My daily tasks are still shifting, with the smaller drawings being made but not on a daily basis.

Only the main drawing and writing tasks are set in stone. Everything else shifts depending on daily demands and the increasing pressure to make sure that my sketchbook and files need attention.

I have become a better sketchbook keeper although I still make drawings, sketches, lists, notes, diagrams on envelopes, scraps of paper, haphazardly, as the thoughts and ideas come to me.

This is fine as a method of capturing thoughts but not fine at all as I head into the final few weeks and find myself searching and compiling the work behind the work.

I have moved my triptych drawing out of my office and into another room in the house. This will inconvenience anyone wishing to play on the wii but will allow me to make a chequerboard of sketchbooks, notebooks and files on my office floor.

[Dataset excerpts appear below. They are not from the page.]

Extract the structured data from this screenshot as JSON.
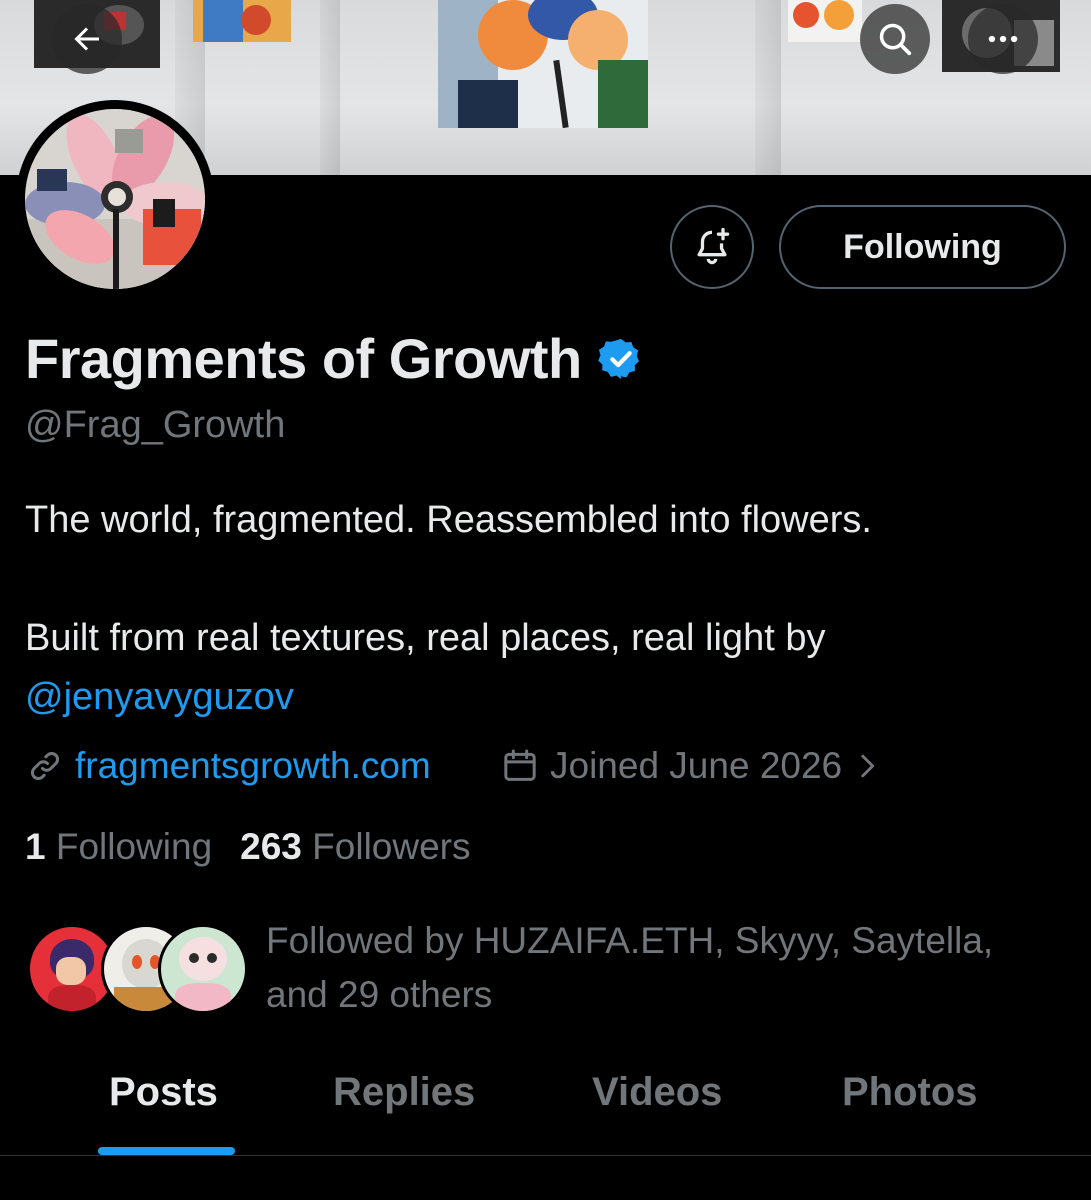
{
  "header": {
    "back_icon": "arrow-left-icon",
    "search_icon": "search-icon",
    "more_icon": "more-dots-icon"
  },
  "profile": {
    "name": "Fragments of Growth",
    "handle": "@Frag_Growth",
    "verified": true,
    "bio_line1": "The world, fragmented. Reassembled into flowers.",
    "bio_line2": "Built from real textures, real places, real light by",
    "bio_mention": "@jenyavyguzov",
    "website": "fragmentsgrowth.com",
    "joined": "Joined June 2026"
  },
  "actions": {
    "notify_icon": "bell-plus-icon",
    "following_label": "Following"
  },
  "stats": {
    "following_count": "1",
    "following_label": "Following",
    "followers_count": "263",
    "followers_label": "Followers"
  },
  "followed_by": {
    "line1": "Followed by HUZAIFA.ETH, Skyyy, Saytella,",
    "line2": "and 29 others"
  },
  "tabs": [
    {
      "label": "Posts",
      "active": true
    },
    {
      "label": "Replies",
      "active": false
    },
    {
      "label": "Videos",
      "active": false
    },
    {
      "label": "Photos",
      "active": false
    }
  ],
  "colors": {
    "accent": "#1d9bf0",
    "background": "#000000",
    "secondary_text": "#71767b",
    "primary_text": "#e7e9ea",
    "border": "#536471"
  }
}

I feel as if I’m opening a filing cabinet that has been dropped from a great height and turned upside down.

This evidencing of the work is a whole other project and I find that, like creating a bibliography for a dissertation, providing the evidence of ideas, work and activity leading up to the production of a final piece of work almost more difficult than producing the work itself.

I want to make sure that my tutors and the external examiner can trace a path through the development of this year’s work, particularly since Christmas. It feels like a kind of reflective mapping – looking back at the last few months and connecting my interests and activity.

I also want to use this mapping as a process for me, to consolidate the three years of the degree so that I can form some kind of plan for going forward. One of the reasons I became a mature student was to provide a stepping stone to a different type of career. I realise that I haven’t chosen a particularly easy path but it’s one full of possibilities.